The Hollywood Reporter this week details the account of Bob Iger, the CEO of the Walt Disney Company, and his retirement announcement in two years time; bringing up once again the question of succession for one of the Big Six studios. Unlike the Paramount situation, Disney is a thriving company with several franchises, and thus, is able to survive a transition of power, given the right person takes the job. THR provides the setup:
“ronically, the CEO is trapped in the same vise as his predecessor, Michael Eisner, who named Michael Ovitz his No. 2 in 1995, only to fire him a little more than a year later, with a subsequent settlement of more than $140 million”
On potential candidates:
“But by Wall Street consensus, no internal candidate has emerged as a clear heir apparent since Disney jettisoned Iger’s first pick, Tom Staggs, in 2015. While Ben Sherwood, who serves as co-chair of Disney Media Networks and president of Disney/ABC Television, oversees a key profit center, it’s unclear whether Iger favors him.
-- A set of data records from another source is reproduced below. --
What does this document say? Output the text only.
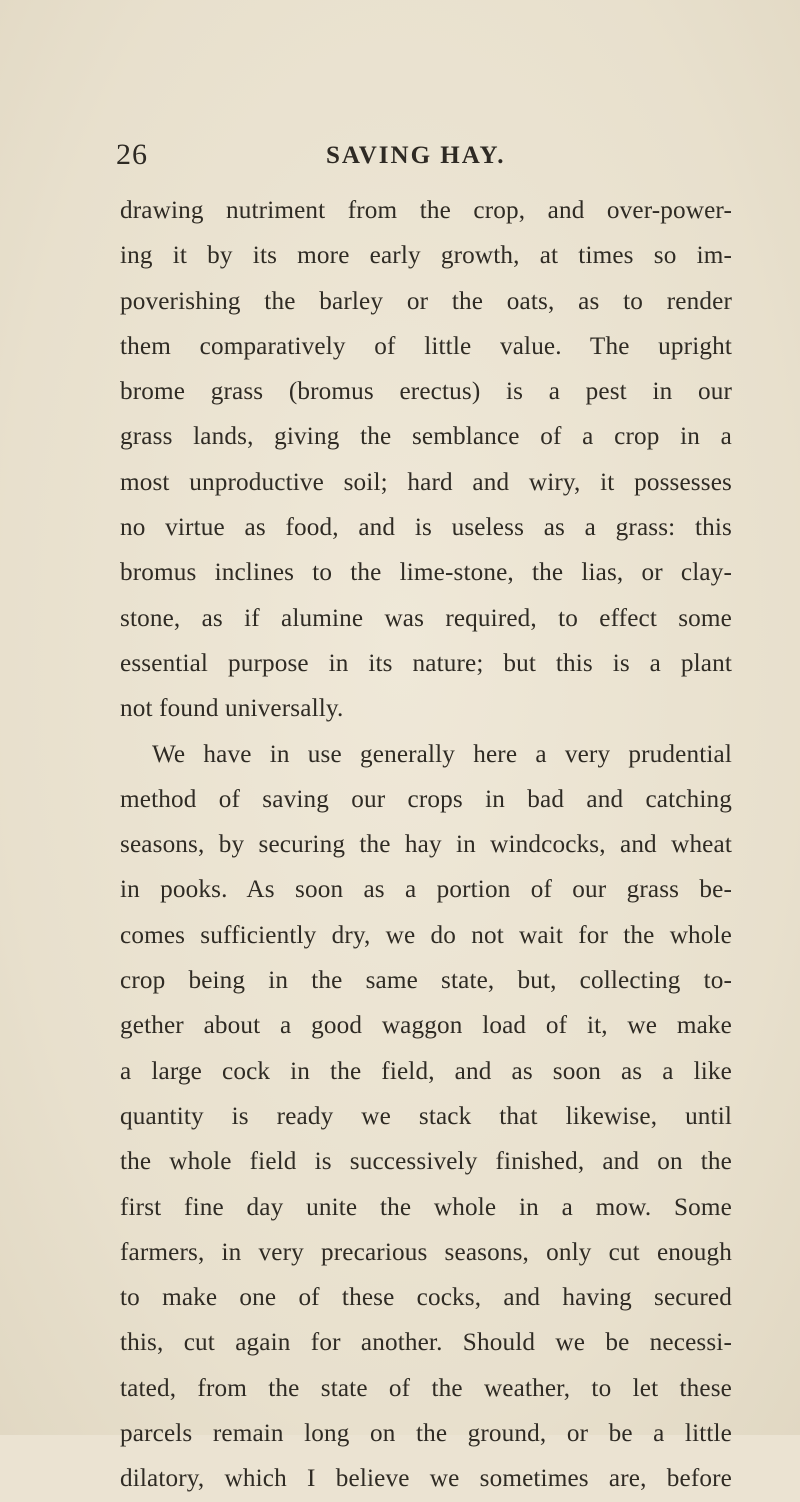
26	SAVING HAY.
drawing nutriment from the crop, and over-power-
ing it by its more early growth, at times so im-
poverishing the barley or the oats, as to render
them comparatively of little value. The upright
brome grass (bromus erectus) is a pest in our
grass lands, giving the semblance of a crop in a
most unproductive soil; hard and wiry, it possesses
no virtue as food, and is useless as a grass: this
bromus inclines to the lime-stone, the lias, or clay-
stone, as if alumine was required, to effect some
essential purpose in its nature; but this is a plant
not found universally.
We have in use generally here a very prudential
method of saving our crops in bad and catching
seasons, by securing the hay in windcocks, and wheat
in pooks. As soon as a portion of our grass be-
comes sufficiently dry, we do not wait for the whole
crop being in the same state, but, collecting to-
gether about a good waggon load of it, we make
a large cock in the field, and as soon as a like
quantity is ready we stack that likewise, until
the whole field is successively finished, and on the
first fine day unite the whole in a mow. Some
farmers, in very precarious seasons, only cut enough
to make one of these cocks, and having secured
this, cut again for another. Should we be necessi-
tated, from the state of the weather, to let these
parcels remain long on the ground, or be a little
dilatory, which I believe we sometimes are, before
Bob Chapek, who chairs Disney’s parks and resorts, has broad experience and also appears to have Iger’s trust; James Pitaro, the head of consumer products and interactive media, has digital experience, having served as head of Yahoo Media; and CFO Christine McCarthy has been working closely with Iger but lacks operational experience”
On a personal level, Iger needs to pick someone he trusts and understands the needs of the company; which on some level is all of them; from this then Bob Chapek and Christine McCarthy seem to be the best bets for CEO, Chapek because of his park experience and Iger’s trust; and McCarthy because of her close work with Iger. Regardless, the success of a company is not based on the strengths and weaknesses of one individual; it is a collaborative effort one that requires, in the case of Disney, the support of its Board of Directors and the various department heads. It is unlikely that Disney will falter during the transition process, given the company’s history with corporate synergy and their business model, but what happens after 2019 will remain somewhat ambiguous; but it is perhaps an ambiguity that is worth it, for it presents opportunity and new potential directions, including exploring some old avenues worth a second pass.